Column | Piet Adema’s first week in The Hague

The cut hair of Piet Adema, the new Minister of Agriculture, blows away before he can show them to the reporter of EditionNL. He turns his right ear to the camera. “Is this what? If I had had a mirror, it would have been neater.”

The Binnenhof, Friday afternoon. Piet Adema (57) from Friesland, former chairman of the ChristenUnie, comes from his first meeting of the Council of Ministers. What he has already accomplished that week: coffee with Mark Rutte, an ‘acquaintance with the press’, the swearing in at the palace, TV interviews about Johan Remkes’ nitrogen report, a conversation with protesting farmers, two debates in the Second Room. And all that, he says several times during those days, with an average of three hours of sleep a night. Even the week before. Then he had to decide whether he wanted to succeed Henk Staghouwer – for whom the politics of The Hague had been too difficult. “Piet”, I hear from an employee, “looked like a mountain.”

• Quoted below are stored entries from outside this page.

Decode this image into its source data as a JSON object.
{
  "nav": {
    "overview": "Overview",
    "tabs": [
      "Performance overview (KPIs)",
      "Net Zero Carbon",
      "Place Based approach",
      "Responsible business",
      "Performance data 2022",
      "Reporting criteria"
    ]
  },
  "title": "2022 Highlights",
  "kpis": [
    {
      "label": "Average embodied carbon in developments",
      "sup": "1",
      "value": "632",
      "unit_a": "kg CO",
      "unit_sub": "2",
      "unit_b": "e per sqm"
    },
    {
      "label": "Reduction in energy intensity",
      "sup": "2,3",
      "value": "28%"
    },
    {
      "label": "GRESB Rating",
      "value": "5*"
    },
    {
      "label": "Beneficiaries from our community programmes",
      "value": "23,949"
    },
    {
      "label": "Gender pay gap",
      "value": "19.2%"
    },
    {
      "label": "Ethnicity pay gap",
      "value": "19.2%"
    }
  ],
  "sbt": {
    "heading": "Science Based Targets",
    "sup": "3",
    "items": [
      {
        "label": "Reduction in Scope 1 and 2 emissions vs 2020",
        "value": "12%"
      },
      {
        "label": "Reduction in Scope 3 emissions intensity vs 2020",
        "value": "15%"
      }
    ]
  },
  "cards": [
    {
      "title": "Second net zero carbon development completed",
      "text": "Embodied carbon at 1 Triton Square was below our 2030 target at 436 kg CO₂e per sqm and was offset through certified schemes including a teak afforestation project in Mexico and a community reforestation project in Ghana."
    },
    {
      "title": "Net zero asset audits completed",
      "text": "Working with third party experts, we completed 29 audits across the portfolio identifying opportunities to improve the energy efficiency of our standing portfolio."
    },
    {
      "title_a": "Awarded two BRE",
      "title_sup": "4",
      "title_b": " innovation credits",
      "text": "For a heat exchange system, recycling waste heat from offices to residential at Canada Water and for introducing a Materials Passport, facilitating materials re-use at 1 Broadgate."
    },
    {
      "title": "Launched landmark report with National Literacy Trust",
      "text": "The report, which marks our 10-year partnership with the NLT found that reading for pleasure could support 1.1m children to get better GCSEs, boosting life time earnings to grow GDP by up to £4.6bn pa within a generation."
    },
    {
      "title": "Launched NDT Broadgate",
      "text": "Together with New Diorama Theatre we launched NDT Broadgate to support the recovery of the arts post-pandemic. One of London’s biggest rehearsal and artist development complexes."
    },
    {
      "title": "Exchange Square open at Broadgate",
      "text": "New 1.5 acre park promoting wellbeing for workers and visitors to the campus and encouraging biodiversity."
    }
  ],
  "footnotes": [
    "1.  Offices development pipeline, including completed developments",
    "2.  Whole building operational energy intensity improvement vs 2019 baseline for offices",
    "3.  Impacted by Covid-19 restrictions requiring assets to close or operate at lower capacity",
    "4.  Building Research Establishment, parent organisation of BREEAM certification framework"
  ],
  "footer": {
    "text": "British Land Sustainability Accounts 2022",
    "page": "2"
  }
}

EditionNL wanted to know what Adema thought of Justice Minister Dilan Yesligöz, who had cut a lock on TV to support the women in Iran. Adema had immediately tackled EditieNL’s scissors. That morning, just before the cabinet meeting, Jaïr Ferwerda van Jinek had taken an ‘agricultural quiz’ with him. Did he know how many cows there were in the Netherlands? No. How many pigs? No idea. chickens? Adema laughed and shook his head. “How can you reduce the herd,” said Ferwerda, “if you don’t even know how many cattle there are now?”

On Monday morning, very early, Adema had gone to Rutte with a few sentences on his telephone from the CU Information Department. No one was supposed to know he was going to be a minister yet, and if he bumped into journalists, he could say, “Good morning, you’re up early!” And: “If you want to know whether I am an intended minister.. That ‘intended’ already contains that I can’t say anything about it now.” For his press interview, he had practiced phrases containing ‘calmness’, ‘clarity’ and ‘certainty’ – for the farmers. During the TV appearances after Remkes, he seems most at ease in front of Omrop Fryslân’s camera. “I think in Frisian,” he says later.

At Adema’s first debate, about manure, I hear from a reporter from The farm that in the seven months that he was minister, Staghouwer never spoke as well as Adema already did. He is not satisfied himself. He was nervous and, he thinks, was curt to Laura Bromet of GroenLinks. In the break he had her his excuse offered. “The second debate went much better.” He heard from other ministers that things were going well for someone just starting out. “So they look.”

Friday afternoon, when he is on his way home after the Council of Ministers, I ask him on the phone how many cows there are in the Netherlands. “3.8 million.” pigs? “11.5.” Chickens: “Nearly a hundred million.” And I’m forgetting something, he says: “630,000 goats, 850,000 sheep.”